Coinbase expects to incur about $149 million to $163 million in restructuring expenses.
Cryptocurrency exchange platform Coinbase announced on Tuesday that it will let go of 950 employees as a part of its restructuring plan. This is the third round of layoffs by Coinbase since last year.
“As we examined our 2023 scenarios, it became clear that we would need to reduce expenses to increase our chances of doing well in every scenario. While it is always painful to part ways with our fellow colleagues, there was no way to reduce our expenses significantly enough, without considering changes to headcount,” said Brian Armstrong, chief executive officer and co-founder of Coinbase.
“As part of a headcount reduction like this, we will be shutting down several projects where we have a lower probability of success,” he said; adding that there could still be “further contagion” due to the fallout from unscrupulous actors in the crypto industry.

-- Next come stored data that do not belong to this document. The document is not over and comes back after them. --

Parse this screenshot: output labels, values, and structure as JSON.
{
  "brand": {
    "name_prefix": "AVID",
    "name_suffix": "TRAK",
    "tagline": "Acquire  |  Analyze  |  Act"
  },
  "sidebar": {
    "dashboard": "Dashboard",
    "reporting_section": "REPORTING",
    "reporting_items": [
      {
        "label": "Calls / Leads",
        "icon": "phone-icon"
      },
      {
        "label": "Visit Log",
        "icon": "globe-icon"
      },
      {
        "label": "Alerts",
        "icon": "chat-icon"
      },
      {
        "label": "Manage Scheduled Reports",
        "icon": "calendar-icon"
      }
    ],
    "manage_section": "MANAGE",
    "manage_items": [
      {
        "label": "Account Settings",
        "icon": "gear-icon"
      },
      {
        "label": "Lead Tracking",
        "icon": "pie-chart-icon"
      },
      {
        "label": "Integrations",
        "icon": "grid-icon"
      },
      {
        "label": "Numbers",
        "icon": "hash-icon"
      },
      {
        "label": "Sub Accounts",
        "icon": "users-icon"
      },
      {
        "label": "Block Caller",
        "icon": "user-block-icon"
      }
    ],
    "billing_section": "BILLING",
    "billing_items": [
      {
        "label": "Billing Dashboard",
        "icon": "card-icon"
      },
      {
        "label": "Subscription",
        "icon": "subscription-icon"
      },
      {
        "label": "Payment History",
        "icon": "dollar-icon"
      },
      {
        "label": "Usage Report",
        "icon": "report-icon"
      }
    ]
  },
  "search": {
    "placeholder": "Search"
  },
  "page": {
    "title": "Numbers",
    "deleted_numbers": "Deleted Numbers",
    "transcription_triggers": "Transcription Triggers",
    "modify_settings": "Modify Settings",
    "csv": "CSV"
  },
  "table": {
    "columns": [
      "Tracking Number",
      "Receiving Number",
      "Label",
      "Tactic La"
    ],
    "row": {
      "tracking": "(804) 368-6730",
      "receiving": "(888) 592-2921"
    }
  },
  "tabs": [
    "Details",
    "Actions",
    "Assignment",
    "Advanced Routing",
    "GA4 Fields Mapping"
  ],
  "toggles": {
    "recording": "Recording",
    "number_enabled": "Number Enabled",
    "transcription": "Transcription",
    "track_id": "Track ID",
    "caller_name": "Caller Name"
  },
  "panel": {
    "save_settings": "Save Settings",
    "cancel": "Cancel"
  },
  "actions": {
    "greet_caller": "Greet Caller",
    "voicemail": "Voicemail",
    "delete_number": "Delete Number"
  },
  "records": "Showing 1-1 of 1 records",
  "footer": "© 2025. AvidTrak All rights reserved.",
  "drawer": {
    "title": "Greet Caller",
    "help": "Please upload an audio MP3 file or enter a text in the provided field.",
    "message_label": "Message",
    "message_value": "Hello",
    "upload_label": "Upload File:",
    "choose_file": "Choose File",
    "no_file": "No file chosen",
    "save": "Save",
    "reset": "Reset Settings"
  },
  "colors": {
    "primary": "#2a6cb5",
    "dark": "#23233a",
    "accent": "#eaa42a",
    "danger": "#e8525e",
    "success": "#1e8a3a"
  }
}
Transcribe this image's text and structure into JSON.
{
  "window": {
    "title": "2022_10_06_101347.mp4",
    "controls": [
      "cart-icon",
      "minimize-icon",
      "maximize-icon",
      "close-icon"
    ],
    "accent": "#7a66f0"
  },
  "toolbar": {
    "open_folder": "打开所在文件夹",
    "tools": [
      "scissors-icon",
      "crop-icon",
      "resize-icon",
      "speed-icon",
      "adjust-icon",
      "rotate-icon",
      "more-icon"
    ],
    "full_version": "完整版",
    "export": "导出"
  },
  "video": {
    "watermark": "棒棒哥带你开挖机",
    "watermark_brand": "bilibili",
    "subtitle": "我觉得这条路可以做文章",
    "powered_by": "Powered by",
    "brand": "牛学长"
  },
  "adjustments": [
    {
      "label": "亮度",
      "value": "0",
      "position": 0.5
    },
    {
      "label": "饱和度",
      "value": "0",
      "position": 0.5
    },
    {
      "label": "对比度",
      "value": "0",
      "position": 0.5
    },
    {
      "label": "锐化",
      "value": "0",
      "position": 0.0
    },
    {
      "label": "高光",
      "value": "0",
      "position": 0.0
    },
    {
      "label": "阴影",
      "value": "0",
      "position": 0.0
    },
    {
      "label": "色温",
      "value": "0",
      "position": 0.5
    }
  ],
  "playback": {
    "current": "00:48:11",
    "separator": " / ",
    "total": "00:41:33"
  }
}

Coinbase will be providing a comprehensive package to support those affected by this transition. This includes a minimum of 14 weeks of base pay for those in the U.S., health insurance, and other benefits. The company will also provide extra transition support for impacted employees on a work visa and similar support to other employees from different countries.
A Reuters report suggests that Coinbase expects to incur about $149 million to $163 million in restructuring expenses. It is noteworthy that this is not the company’s first layoff. The crypto company has slashed more than 60 jobs in its recruiting and institutional onboarding teams in November last year. Before this Coinbase, which went public in 2021, laid off 18% of its workforce or 1,100 employees in June 2022.
The company’s move comes amid the continuous downfall of the crypto market in the last couple of years and also at a time when the global economy is headed towards an expected recession this year. A bigger blow to the crypto sector came after FTX filed for bankruptcy protection in November.
Sam Bankman-Fried, the founder of what was once a billion-dollar company FTX, was arrested last month on charges that he channeled FTX investors’ money to his own crypto hedge fund Alameda Research. He then made undisclosed venture investments along with luxury real estate purchases and political donations.